Other states assess excessive collection fees totaling a certain percent of the amount due. Florida authorizes a collection fee of 40 percent of the total debt, while Alabama only allows 30 percent. Telling in the case of Alabama is that state usury laws prohibit interest rates over 8 percent for private debts.
These fees can create a situation of runaway debt, where no matter how hard someone tries to pay it down, the debt keeps growing. The story of a woman referred to as Lisa, interviewed by the ACLU, provides a perfect example of this phenomenon.
A former drug addict in King County, Washington, she was convicted on four felony counts nine years ago. Although she has not committed any new crimes in the past nine years, her inability to make sufficient payments combined with the mandatory 12 percent interest rate on all unpaid legal financial obligations in Washington has caused her debt to balloon to $60,000.
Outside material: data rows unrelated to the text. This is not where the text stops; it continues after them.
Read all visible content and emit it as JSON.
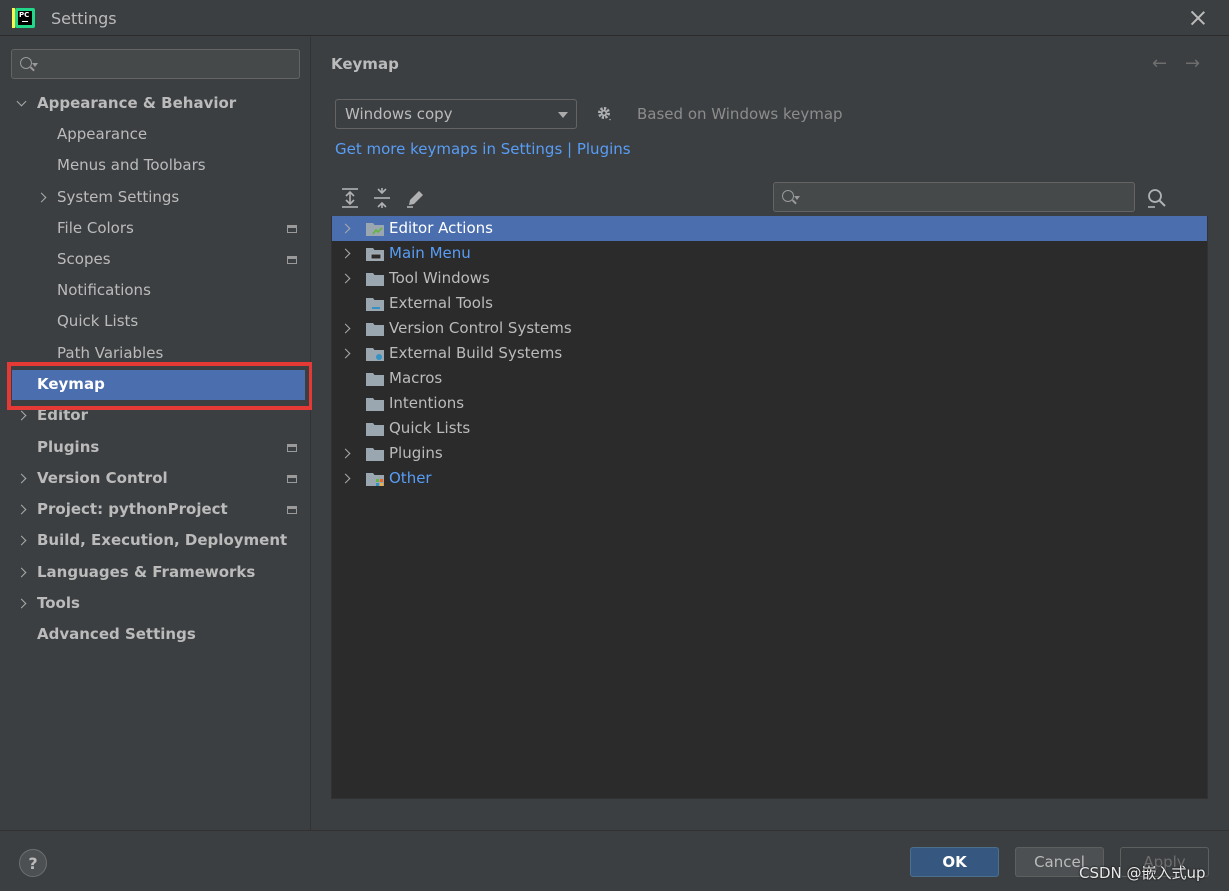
{
  "window": {
    "title": "Settings"
  },
  "sidebar": {
    "search_placeholder": "",
    "items": [
      {
        "label": "Appearance & Behavior",
        "bold": true,
        "expand": "down",
        "indent": 0
      },
      {
        "label": "Appearance",
        "bold": false,
        "expand": "none",
        "indent": 1
      },
      {
        "label": "Menus and Toolbars",
        "bold": false,
        "expand": "none",
        "indent": 1
      },
      {
        "label": "System Settings",
        "bold": false,
        "expand": "right",
        "indent": 1
      },
      {
        "label": "File Colors",
        "bold": false,
        "expand": "none",
        "indent": 1,
        "project": true
      },
      {
        "label": "Scopes",
        "bold": false,
        "expand": "none",
        "indent": 1,
        "project": true
      },
      {
        "label": "Notifications",
        "bold": false,
        "expand": "none",
        "indent": 1
      },
      {
        "label": "Quick Lists",
        "bold": false,
        "expand": "none",
        "indent": 1
      },
      {
        "label": "Path Variables",
        "bold": false,
        "expand": "none",
        "indent": 1
      },
      {
        "label": "Keymap",
        "bold": true,
        "expand": "none",
        "indent": 0,
        "selected": true
      },
      {
        "label": "Editor",
        "bold": true,
        "expand": "right",
        "indent": 0
      },
      {
        "label": "Plugins",
        "bold": true,
        "expand": "none",
        "indent": 0,
        "project": true
      },
      {
        "label": "Version Control",
        "bold": true,
        "expand": "right",
        "indent": 0,
        "project": true
      },
      {
        "label": "Project: pythonProject",
        "bold": true,
        "expand": "right",
        "indent": 0,
        "project": true
      },
      {
        "label": "Build, Execution, Deployment",
        "bold": true,
        "expand": "right",
        "indent": 0
      },
      {
        "label": "Languages & Frameworks",
        "bold": true,
        "expand": "right",
        "indent": 0
      },
      {
        "label": "Tools",
        "bold": true,
        "expand": "right",
        "indent": 0
      },
      {
        "label": "Advanced Settings",
        "bold": true,
        "expand": "none",
        "indent": 0
      }
    ]
  },
  "main": {
    "title": "Keymap",
    "back_arrow": "←",
    "forward_arrow": "→",
    "keymap_combo": "Windows copy",
    "based_on": "Based on Windows keymap",
    "link_text": "Get more keymaps in Settings | Plugins",
    "search_placeholder": "",
    "tree": [
      {
        "label": "Editor Actions",
        "expandable": true,
        "selected": true,
        "icon": "editor-actions-folder-icon",
        "blue": false
      },
      {
        "label": "Main Menu",
        "expandable": true,
        "selected": false,
        "icon": "main-menu-folder-icon",
        "blue": true
      },
      {
        "label": "Tool Windows",
        "expandable": true,
        "selected": false,
        "icon": "folder-icon",
        "blue": false
      },
      {
        "label": "External Tools",
        "expandable": false,
        "selected": false,
        "icon": "external-tools-folder-icon",
        "blue": false
      },
      {
        "label": "Version Control Systems",
        "expandable": true,
        "selected": false,
        "icon": "folder-icon",
        "blue": false
      },
      {
        "label": "External Build Systems",
        "expandable": true,
        "selected": false,
        "icon": "build-systems-folder-icon",
        "blue": false
      },
      {
        "label": "Macros",
        "expandable": false,
        "selected": false,
        "icon": "folder-icon",
        "blue": false
      },
      {
        "label": "Intentions",
        "expandable": false,
        "selected": false,
        "icon": "folder-icon",
        "blue": false
      },
      {
        "label": "Quick Lists",
        "expandable": false,
        "selected": false,
        "icon": "folder-icon",
        "blue": false
      },
      {
        "label": "Plugins",
        "expandable": true,
        "selected": false,
        "icon": "folder-icon",
        "blue": false
      },
      {
        "label": "Other",
        "expandable": true,
        "selected": false,
        "icon": "other-folder-icon",
        "blue": true
      }
    ]
  },
  "footer": {
    "help": "?",
    "ok": "OK",
    "cancel": "Cancel",
    "apply": "Apply"
  },
  "watermark": "CSDN @嵌入式up",
  "colors": {
    "background": "#3c3f41",
    "selection": "#4b6eaf",
    "link": "#589df6",
    "highlight": "#e53935",
    "ok_button": "#365880"
  }
}
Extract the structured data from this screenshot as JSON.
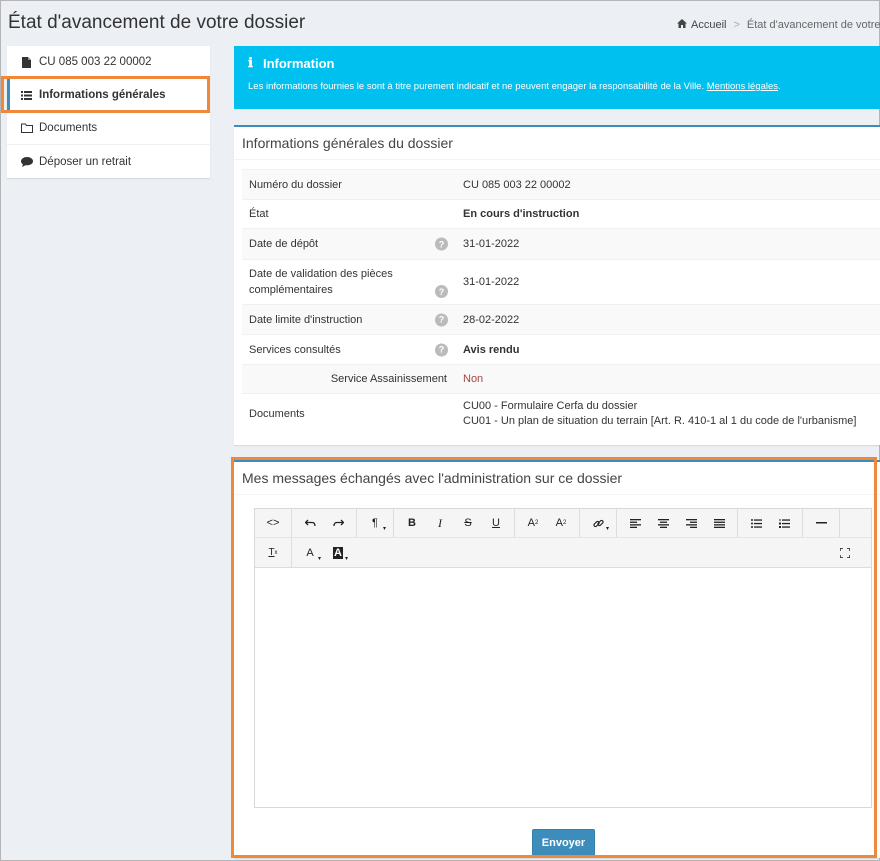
{
  "header": {
    "title": "État d'avancement de votre dossier",
    "breadcrumb": {
      "home": "Accueil",
      "current": "État d'avancement de votre doss"
    }
  },
  "sidebar": {
    "items": [
      {
        "label": "CU 085 003 22 00002",
        "icon": "file-icon"
      },
      {
        "label": "Informations générales",
        "icon": "list-icon"
      },
      {
        "label": "Documents",
        "icon": "folder-icon"
      },
      {
        "label": "Déposer un retrait",
        "icon": "comment-icon"
      }
    ]
  },
  "callout": {
    "title": "Information",
    "text": "Les informations fournies le sont à titre purement indicatif et ne peuvent engager la responsabilité de la Ville.",
    "link": "Mentions légales",
    "color": "#00c0ef"
  },
  "dossier": {
    "title": "Informations générales du dossier",
    "rows": [
      {
        "label": "Numéro du dossier",
        "value": "CU 085 003 22 00002"
      },
      {
        "label": "État",
        "value": "En cours d'instruction"
      },
      {
        "label": "Date de dépôt",
        "value": "31-01-2022"
      },
      {
        "label": "Date de validation des pièces complémentaires",
        "value": "31-01-2022"
      },
      {
        "label": "Date limite d'instruction",
        "value": "28-02-2022"
      },
      {
        "label": "Services consultés",
        "value": "Avis rendu"
      },
      {
        "label": "Service Assainissement",
        "value": "Non"
      },
      {
        "label": "Documents",
        "values": [
          "CU00 - Formulaire Cerfa du dossier",
          "CU01 - Un plan de situation du terrain [Art. R. 410-1 al 1 du code de l'urbanisme]"
        ]
      }
    ]
  },
  "messages": {
    "title": "Mes messages échangés avec l'administration sur ce dossier",
    "send_label": "Envoyer",
    "editor_content": ""
  },
  "colors": {
    "accent": "#3c8dbc",
    "highlight": "#f0883a",
    "negative": "#a94442"
  }
}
In addition to this excessive financial burden, Lisa has been imprisoned three different times in the past nine years, for a total of 40 days, solely for nonpayment of her legal debts. She understandably feels overwhelmed by the situation and told the ACLU about her debt, “It’s just like a nightmare, you know? Like is this ever going to go away? And the only thing, I keep hearing the judge say ‘if you have to pay $20 for the rest of your life, that is what you are going to be doing.’ ”
At the root of this systematic exploitation is an attempt to pad state coffers. Both the ACLU and the Brennan Center acknowledge state budget cuts, under the impact of the financial crisis, as the driving force for these efforts to raise funds through the courts. However, refunding court and public defender systems is the last thing on the minds of Republican and Democratic politicians who continue their calls for austerity.